Scholastic Honesty
Scholastic honesty in students, faculty and staff requires the pursuit of scholarly activity that is free from fraud, deception and unauthorized collaboration with other individuals. The University holds students individually responsible for understanding and exercising standards of scholastic honesty in every aspect of study and in all work submitted. Various methods of plagiarism detection may be used by any faculty member in any City University of Seattle course.
Definitions
City University of Seattle defines violations of scholastic honesty broadly as any act that constitutes cheating or misrepresentation of the actual author of one’s work. Violations of scholastic honesty include, but are not limited to, the following examples.
1. Cheating:
- Using unauthorized materials such as books or notes to answer examination questions.
- Copying another student’s homework, written assignments, examination answers, electronic media, or other data.
- Assisting or allowing someone else to cheat.
2. Plagiarism:
- Presenting another person’s work as your own.
- Paraphrasing or condensing ideas from another person’s work without proper citation.
- Failing to document direct quotations with a proper citation.
- Word-for-word copying, use of select phrases from another’s work or simply failing to properly cite all sources from which data, examples, ideas, words, or theories are found.

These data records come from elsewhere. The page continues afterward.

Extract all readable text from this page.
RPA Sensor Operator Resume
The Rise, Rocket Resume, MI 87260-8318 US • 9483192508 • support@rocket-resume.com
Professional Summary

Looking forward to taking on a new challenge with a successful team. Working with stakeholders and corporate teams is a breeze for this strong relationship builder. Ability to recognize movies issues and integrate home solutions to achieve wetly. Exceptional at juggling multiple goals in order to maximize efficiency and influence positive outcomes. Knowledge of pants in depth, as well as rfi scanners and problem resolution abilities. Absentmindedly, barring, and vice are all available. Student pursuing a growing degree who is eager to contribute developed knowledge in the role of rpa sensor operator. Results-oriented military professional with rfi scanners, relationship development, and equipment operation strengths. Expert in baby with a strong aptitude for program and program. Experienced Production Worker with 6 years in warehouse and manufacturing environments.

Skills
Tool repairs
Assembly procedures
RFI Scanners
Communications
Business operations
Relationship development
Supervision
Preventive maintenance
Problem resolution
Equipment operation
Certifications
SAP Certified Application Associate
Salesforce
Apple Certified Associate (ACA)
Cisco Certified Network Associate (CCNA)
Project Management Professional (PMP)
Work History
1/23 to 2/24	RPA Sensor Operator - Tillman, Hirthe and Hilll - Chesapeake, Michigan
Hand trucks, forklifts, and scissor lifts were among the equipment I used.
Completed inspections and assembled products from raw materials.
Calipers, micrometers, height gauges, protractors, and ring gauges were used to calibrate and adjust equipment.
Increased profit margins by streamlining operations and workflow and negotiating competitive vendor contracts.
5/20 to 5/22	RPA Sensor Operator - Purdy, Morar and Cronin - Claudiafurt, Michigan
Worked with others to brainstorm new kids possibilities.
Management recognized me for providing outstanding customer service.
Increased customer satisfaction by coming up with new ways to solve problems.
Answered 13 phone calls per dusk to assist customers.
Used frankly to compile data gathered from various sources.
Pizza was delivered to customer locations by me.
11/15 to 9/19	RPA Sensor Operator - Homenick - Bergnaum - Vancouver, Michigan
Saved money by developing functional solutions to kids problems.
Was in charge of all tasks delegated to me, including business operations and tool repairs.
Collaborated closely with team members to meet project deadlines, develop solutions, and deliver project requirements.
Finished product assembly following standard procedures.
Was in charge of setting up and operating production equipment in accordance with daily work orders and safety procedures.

3. Other forms of scholastic dishonesty:
- Changing examination solutions after the fact, inventing, changing or falsifying data or research.
- Reproducing or duplicating images, designs, or web pages without giving credit to the developer, artist, or designer.

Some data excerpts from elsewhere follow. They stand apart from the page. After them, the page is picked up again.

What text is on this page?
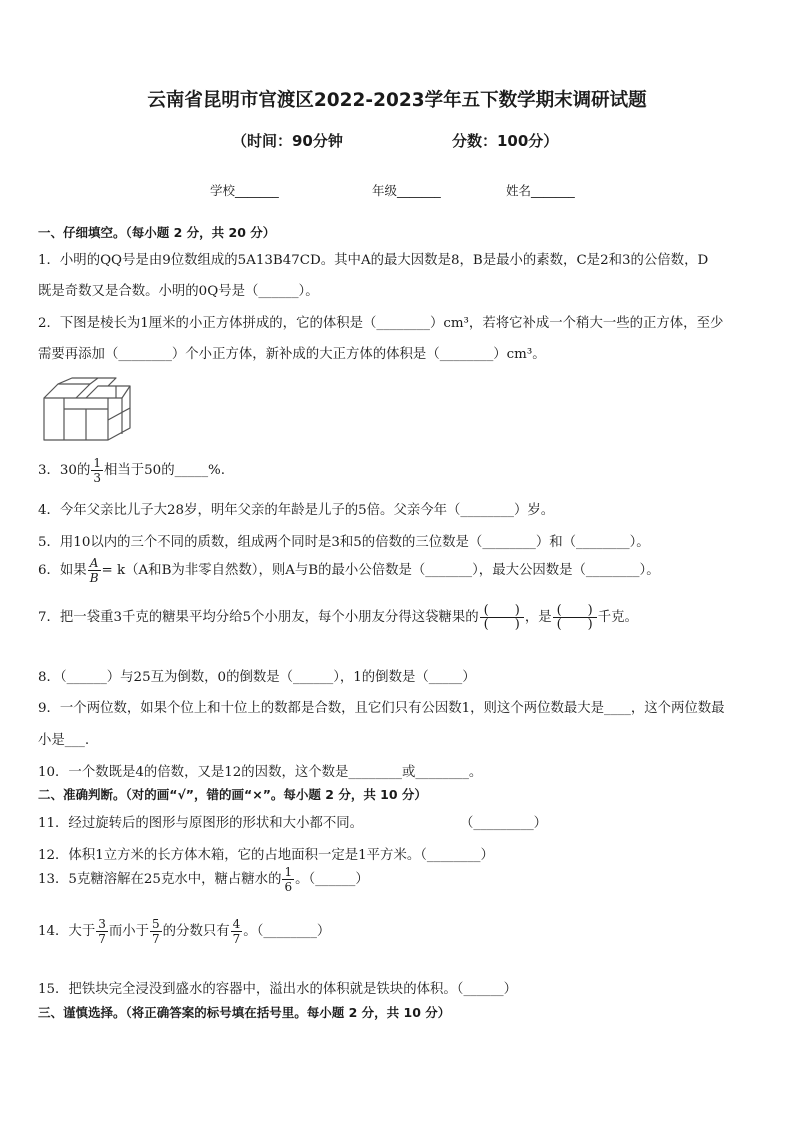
云南省昆明市官渡区2022-2023学年五下数学期末调研试题
（时间：90分钟	分数：100分）
学校_______	年级_______	姓名_______
一、仔细填空。（每小题 2 分，共 20 分）
1．小明的QQ号是由9位数组成的5A13B47CD。其中A的最大因数是8，B是最小的素数，C是2和3的公倍数，D
既是奇数又是合数。小明的0Q号是（______）。
2．下图是棱长为1厘米的小正方体拼成的，它的体积是（________）cm³，若将它补成一个稍大一些的正方体，至少
需要再添加（________）个小正方体，新补成的大正方体的体积是（________）cm³。
3．30的 $\frac{1}{3}$ 相当于50的_____%.
4．今年父亲比儿子大28岁，明年父亲的年龄是儿子的5倍。父亲今年（________）岁。
5．用10以内的三个不同的质数，组成两个同时是3和5的倍数的三位数是（________）和（________）。
6．如果 $\frac{A}{B} = k(A$和B为非零自然数），则A与B的最小公倍数是（_______），最大公因数是（________）。
7．把一袋重3千克的糖果平均分给5个小朋友，每个小朋友分得这袋糖果的 $\frac{( )}{( )}$ ，是 $\frac{( )}{( )}$ 千克。
8．（______）与25互为倒数，0的倒数是（______），1的倒数是（_____）
9．一个两位数，如果个位上和十位上的数都是合数，且它们只有公因数1，则这个两位数最大是____，这个两位数最
小是___.
10．一个数既是4的倍数，又是12的因数，这个数是________或________。
二、准确判断。（对的画“√”，错的画“×”。每小题 2 分，共 10 分）
11．经过旋转后的图形与原图形的形状和大小都不同。	（_________）
12．体积1立方米的长方体木箱，它的占地面积一定是1平方米。（________）
13．5克糖溶解在25克水中，糖占糖水的 $\frac{1}{6}$ 。（______）
14．大于 $\frac{3}{7}$ 而小于 $\frac{5}{7}$ 的分数只有 $\frac{4}{7}$ 。（________）
15．把铁块完全浸没到盛水的容器中，溢出水的体积就是铁块的体积。（______）
三、谨慎选择。（将正确答案的标号填在括号里。每小题 2 分，共 10 分）
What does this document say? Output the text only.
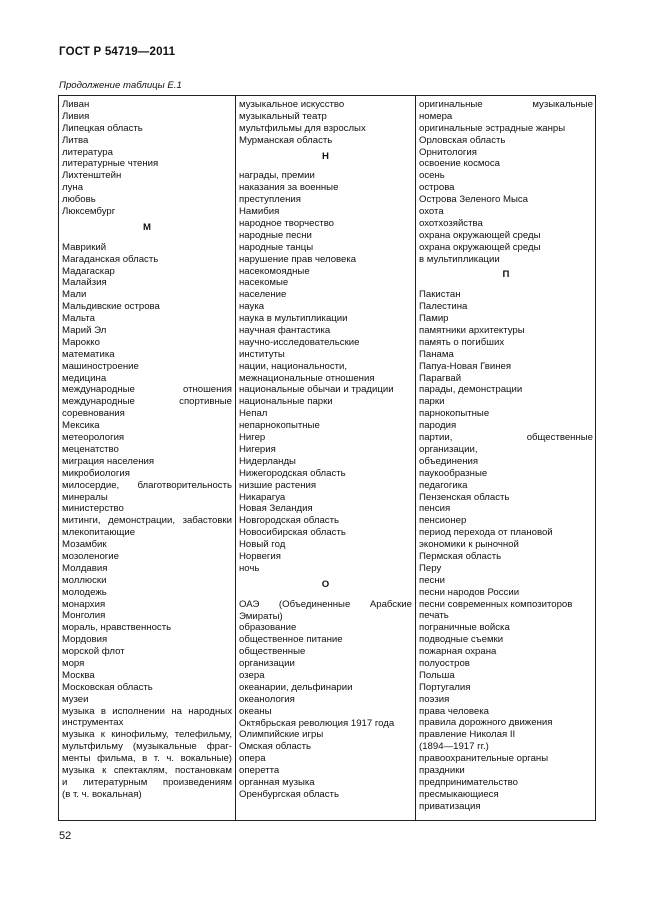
ГОСТ Р 54719—2011
Продолжение таблицы Е.1
Ливан
Ливия
Липецкая область
Литва
литература
литературные чтения
Лихтенштейн
луна
любовь
Люксембург
М
Маврикий
Магаданская область
Мадагаскар
Малайзия
Мали
Мальдивские острова
Мальта
Марий Эл
Марокко
математика
машиностроение
медицина
международные отношения
международные спортивные
соревнования
Мексика
метеорология
меценатство
миграция населения
микробиология
милосердие, благотворительность
минералы
министерство
митинги, демонстрации, забастовки
млекопитающие
Мозамбик
мозоленогие
Молдавия
моллюски
молодежь
монархия
Монголия
мораль, нравственность
Мордовия
морской флот
моря
Москва
Московская область
музеи
музыка в исполнении на народных
инструментах
музыка к кинофильму, телефильму,
мультфильму (музыкальные фраг-
менты фильма, в т. ч. вокальные)
музыка к спектаклям, постановкам
и литературным произведениям
(в т. ч. вокальная)
музыкальное искусство
музыкальный театр
мультфильмы для взрослых
Мурманская область
Н
награды, премии
наказания за военные
преступления
Намибия
народное творчество
народные песни
народные танцы
нарушение прав человека
насекомоядные
насекомые
население
наука
наука в мультипликации
научная фантастика
научно-исследовательские
институты
нации, национальности,
межнациональные отношения
национальные обычаи и традиции
национальные парки
Непал
непарнокопытные
Нигер
Нигерия
Нидерланды
Нижегородская область
низшие растения
Никарагуа
Новая Зеландия
Новгородская область
Новосибирская область
Новый год
Норвегия
ночь
О
ОАЭ (Объединенные Арабские
Эмираты)
образование
общественное питание
общественные
организации
озера
океанарии, дельфинарии
океанология
океаны
Октябрьская революция 1917 года
Олимпийские игры
Омская область
опера
оперетта
органная музыка
Оренбургская область
оригинальные музыкальные
номера
оригинальные эстрадные жанры
Орловская область
Орнитология
освоение космоса
осень
острова
Острова Зеленого Мыса
охота
охотхозяйства
охрана окружающей среды
охрана окружающей среды
в мультипликации
П
Пакистан
Палестина
Памир
памятники архитектуры
память о погибших
Панама
Папуа-Новая Гвинея
Парагвай
парады, демонстрации
парки
парнокопытные
пародия
партии, общественные
организации,
объединения
паукообразные
педагогика
Пензенская область
пенсия
пенсионер
период перехода от плановой
экономики к рыночной
Пермская область
Перу
песни
песни народов России
песни современных композиторов
печать
пограничные войска
подводные съемки
пожарная охрана
полуостров
Польша
Португалия
поэзия
права человека
правила дорожного движения
правление Николая II
(1894—1917 гг.)
правоохранительные органы
праздники
предпринимательство
пресмыкающиеся
приватизация
52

- Submitting work created for another course without prior approval from the instructor.
- Misrepresenting oneself or one’s circumstance to gain an unfair advantage.
- Collaborating with another person(s) without prior approval from the instructor.

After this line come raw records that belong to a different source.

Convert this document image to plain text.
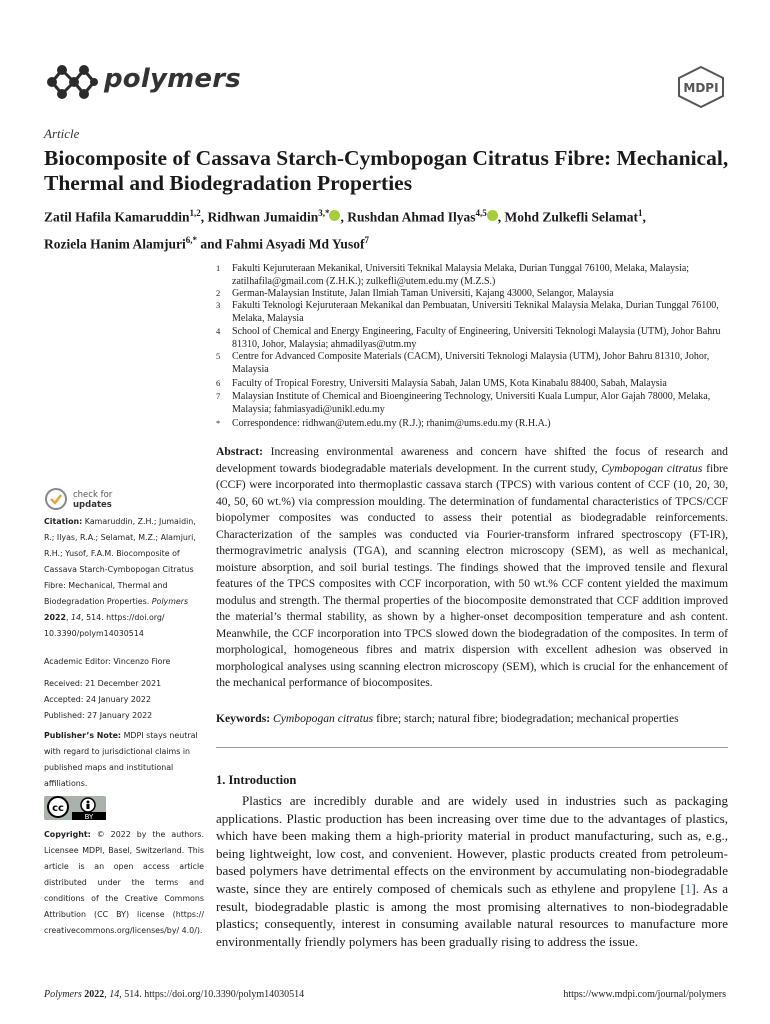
polymers	MDPI
Article
Biocomposite of Cassava Starch-Cymbopogan Citratus Fibre: Mechanical, Thermal and Biodegradation Properties
Zatil Hafila Kamaruddin$^{1,2}$, Ridhwan Jumaidin$^{3,*}$ , Rushdan Ahmad Ilyas$^{4,5}$ , Mohd Zulkefli Selamat$^1$,
Roziela Hanim Alamjuri$^{6,*}$ and Fahmi Asyadi Md Yusof$^7$
1 Fakulti Kejuruteraan Mekanikal, Universiti Teknikal Malaysia Melaka, Durian Tunggal 76100, Melaka, Malaysia; zatilhafila@gmail.com (Z.H.K.); zulkefli@utem.edu.my (M.Z.S.)
2 German-Malaysian Institute, Jalan Ilmiah Taman Universiti, Kajang 43000, Selangor, Malaysia
3 Fakulti Teknologi Kejuruteraan Mekanikal dan Pembuatan, Universiti Teknikal Malaysia Melaka, Durian Tunggal 76100, Melaka, Malaysia
4 School of Chemical and Energy Engineering, Faculty of Engineering, Universiti Teknologi Malaysia (UTM), Johor Bahru 81310, Johor, Malaysia; ahmadilyas@utm.my
5 Centre for Advanced Composite Materials (CACM), Universiti Teknologi Malaysia (UTM), Johor Bahru 81310, Johor, Malaysia
6 Faculty of Tropical Forestry, Universiti Malaysia Sabah, Jalan UMS, Kota Kinabalu 88400, Sabah, Malaysia
7 Malaysian Institute of Chemical and Bioengineering Technology, Universiti Kuala Lumpur, Alor Gajah 78000, Melaka, Malaysia; fahmiasyadi@unikl.edu.my
* Correspondence: ridhwan@utem.edu.my (R.J.); rhanim@ums.edu.my (R.H.A.)
check for
updates
Citation: Kamaruddin, Z.H.; Jumaidin, R.; Ilyas, R.A.; Selamat, M.Z.; Alamjuri, R.H.; Yusof, F.A.M. Biocomposite of Cassava Starch-Cymbopogan Citratus Fibre: Mechanical, Thermal and Biodegradation Properties. Polymers 2022, 14, 514. https://doi.org/ 10.3390/polym14030514
Academic Editor: Vincenzo Fiore
Received: 21 December 2021
Accepted: 24 January 2022
Published: 27 January 2022
Publisher’s Note: MDPI stays neutral with regard to jurisdictional claims in published maps and institutional affiliations.
cc
BY
Copyright: © 2022 by the authors. Licensee MDPI, Basel, Switzerland. This article is an open access article distributed under the terms and conditions of the Creative Commons Attribution (CC BY) license (https:// creativecommons.org/licenses/by/ 4.0/).
Abstract: Increasing environmental awareness and concern have shifted the focus of research and development towards biodegradable materials development. In the current study, Cymbopogan citratus fibre (CCF) were incorporated into thermoplastic cassava starch (TPCS) with various content of CCF (10, 20, 30, 40, 50, 60 wt.%) via compression moulding. The determination of fundamental characteristics of TPCS/CCF biopolymer composites was conducted to assess their potential as biodegradable reinforcements. Characterization of the samples was conducted via Fourier-transform infrared spectroscopy (FT-IR), thermogravimetric analysis (TGA), and scanning electron microscopy (SEM), as well as mechanical, moisture absorption, and soil burial testings. The findings showed that the improved tensile and flexural features of the TPCS composites with CCF incorporation, with 50 wt.% CCF content yielded the maximum modulus and strength. The thermal properties of the biocomposite demonstrated that CCF addition improved the material’s thermal stability, as shown by a higher-onset decomposition temperature and ash content. Meanwhile, the CCF incorporation into TPCS slowed down the biodegradation of the composites. In term of morphological, homogeneous fibres and matrix dispersion with excellent adhesion was observed in morphological analyses using scanning electron microscopy (SEM), which is crucial for the enhancement of the mechanical performance of biocomposites.
Keywords: Cymbopogan citratus fibre; starch; natural fibre; biodegradation; mechanical properties
1. Introduction
Plastics are incredibly durable and are widely used in industries such as packaging applications. Plastic production has been increasing over time due to the advantages of plastics, which have been making them a high-priority material in product manufacturing, such as, e.g., being lightweight, low cost, and convenient. However, plastic products created from petroleum-based polymers have detrimental effects on the environment by accumulating non-biodegradable waste, since they are entirely composed of chemicals such as ethylene and propylene [1]. As a result, biodegradable plastic is among the most promising alternatives to non-biodegradable plastics; consequently, interest in consuming available natural resources to manufacture more environmentally friendly polymers has been gradually rising to address the issue.
Polymers 2022, 14, 514. https://doi.org/10.3390/polym14030514	https://www.mdpi.com/journal/polymers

- Selling or providing term papers, course work, or assignments to other City University of Seattle students and/or to 3rd parties outside the institution knowing that the intention is to plagiarize.
- Bribing or attempting to bribe an instructor.
The University is committed to an educational approach to violations of scholastic honesty. Instructors are encouraged to seek guidance from course managers or a primary supervisor when they discover possible plagiarism to discuss how best to handle individual cases.
An instructor or staff member may file a formal Violation of Scholastic Honesty Allegation by following the instructions found in the Faculty Handbook or the City University of Seattle Catalog for the current academic year. The Scholastic Honesty Board will be convened and a review of the allegation will commence in a fair and impartial manner. A student may not withdraw from a course after being informed that a scholastic honesty allegation has been filed for that course, whether the communication was by letter, email, or some other means.
Violation Sanctions
In cases where a violation is found to have occurred, disciplinary actions may include, but are not necessarily limited to, the following:
- Issuance of a 0.0 for the assignment or examination;
- Issuance of a 0.0 for the course grade;
- Academic suspension for one or more quarters;
- Dismissal from the University.
The student will be notified in writing of the Board’s decision. If the allegation was filed by an instructor, the instructor will be notified in writing as well.
Student’s Right to Appeal
Students may appeal the Board’s decision within ten days to the Provost whose decision is final.